O Solo Meal
More people are eating alone, but that doesn’t mean it has to be from a can while standing at the kitchen sink
Detroit Free Press
I still recall, vividly recall, that first night. “Unsatisfied” by the Replacements playing, replaying on the stereo, me collapsed on the living room floor of my college apartment, sobbing.
“I’m through,” Patrick said hours before but a full year after it made sense. “Bye, Cyn.”
The horror.
The fear.
I looked up at no one and a single thought passed through my wet lips, “Now who am I going to eat with?”
I'd seen it done before. Through a window I watched my brother, standing in the kitchen of an identical student apartment, as a spoon moved between his mouth and a can of store-brand creamed corn, cold with lid pressed back, glass of lime-green Kool-Aid on the counter.

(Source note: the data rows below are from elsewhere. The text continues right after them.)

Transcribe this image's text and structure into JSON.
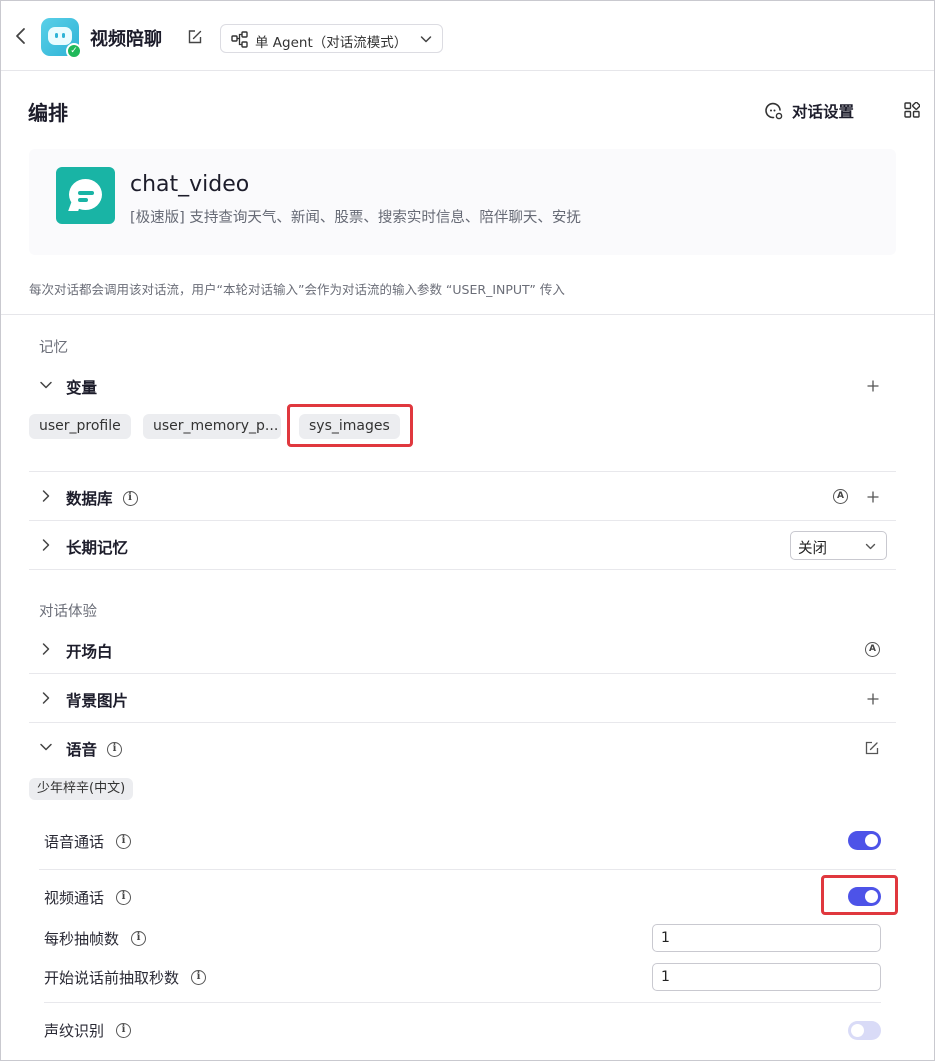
{
  "header": {
    "app_title": "视频陪聊",
    "mode_label": "单 Agent（对话流模式）"
  },
  "section": {
    "title": "编排",
    "chat_settings_label": "对话设置"
  },
  "workflow": {
    "name": "chat_video",
    "description": "[极速版] 支持查询天气、新闻、股票、搜索实时信息、陪伴聊天、安抚",
    "hint": "每次对话都会调用该对话流，用户“本轮对话输入”会作为对话流的输入参数 “USER_INPUT” 传入"
  },
  "memory": {
    "group_label": "记忆",
    "variables": {
      "title": "变量",
      "tags": [
        "user_profile",
        "user_memory_p...",
        "sys_images"
      ]
    },
    "database": {
      "title": "数据库"
    },
    "long_term": {
      "title": "长期记忆",
      "value": "关闭"
    }
  },
  "experience": {
    "group_label": "对话体验",
    "opening": {
      "title": "开场白"
    },
    "background": {
      "title": "背景图片"
    },
    "voice": {
      "title": "语音",
      "voice_tag": "少年梓辛(中文)",
      "voice_call": {
        "label": "语音通话",
        "enabled": true
      },
      "video_call": {
        "label": "视频通话",
        "enabled": true,
        "fps_label": "每秒抽帧数",
        "fps_value": "1",
        "pre_seconds_label": "开始说话前抽取秒数",
        "pre_seconds_value": "1"
      },
      "voiceprint": {
        "label": "声纹识别",
        "enabled": false
      }
    }
  },
  "colors": {
    "accent": "#4d53e8",
    "highlight": "#e0383e",
    "workflow_icon": "#19b4a5"
  }
}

This, this, was my culinary future?
Dubious culinary beginnings
Growing up, the notion of dinner was like a Darwinian experiment gone bad. If you could cook in my house, you got to eat. My sister, my brother, my father, my mother, we passed one another in the kitchen, the afterthought add-on to a small Iowa farmhouse built a century before by two bachelor brothers.

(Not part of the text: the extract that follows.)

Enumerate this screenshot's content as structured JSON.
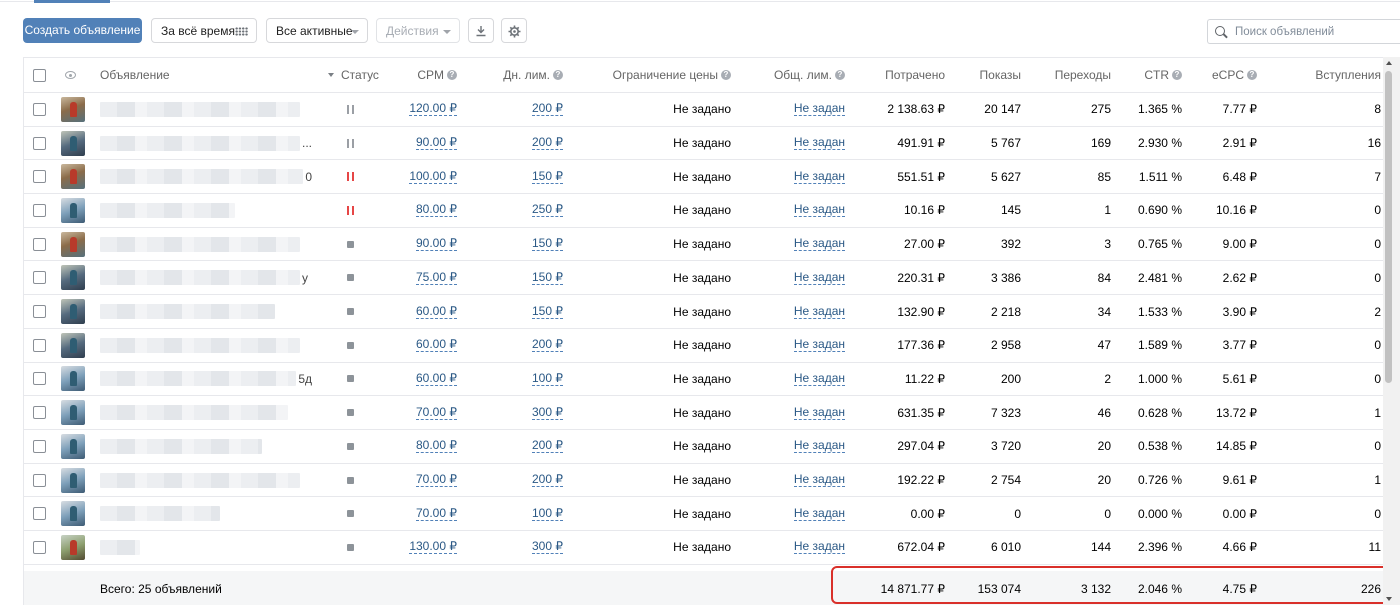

Fortunately, in my early days at least, mine were a gracious people, prone to sharing.
At age 11, I began reading cookbooks. My first meal, I boiled a can of peas for 11 minutes, the exact middling time Betty Croker advised for fresh, and added 2 cups of whole milk to a pot of mashed potatoes because it sounded about right. Some cut was pulled from the freezer.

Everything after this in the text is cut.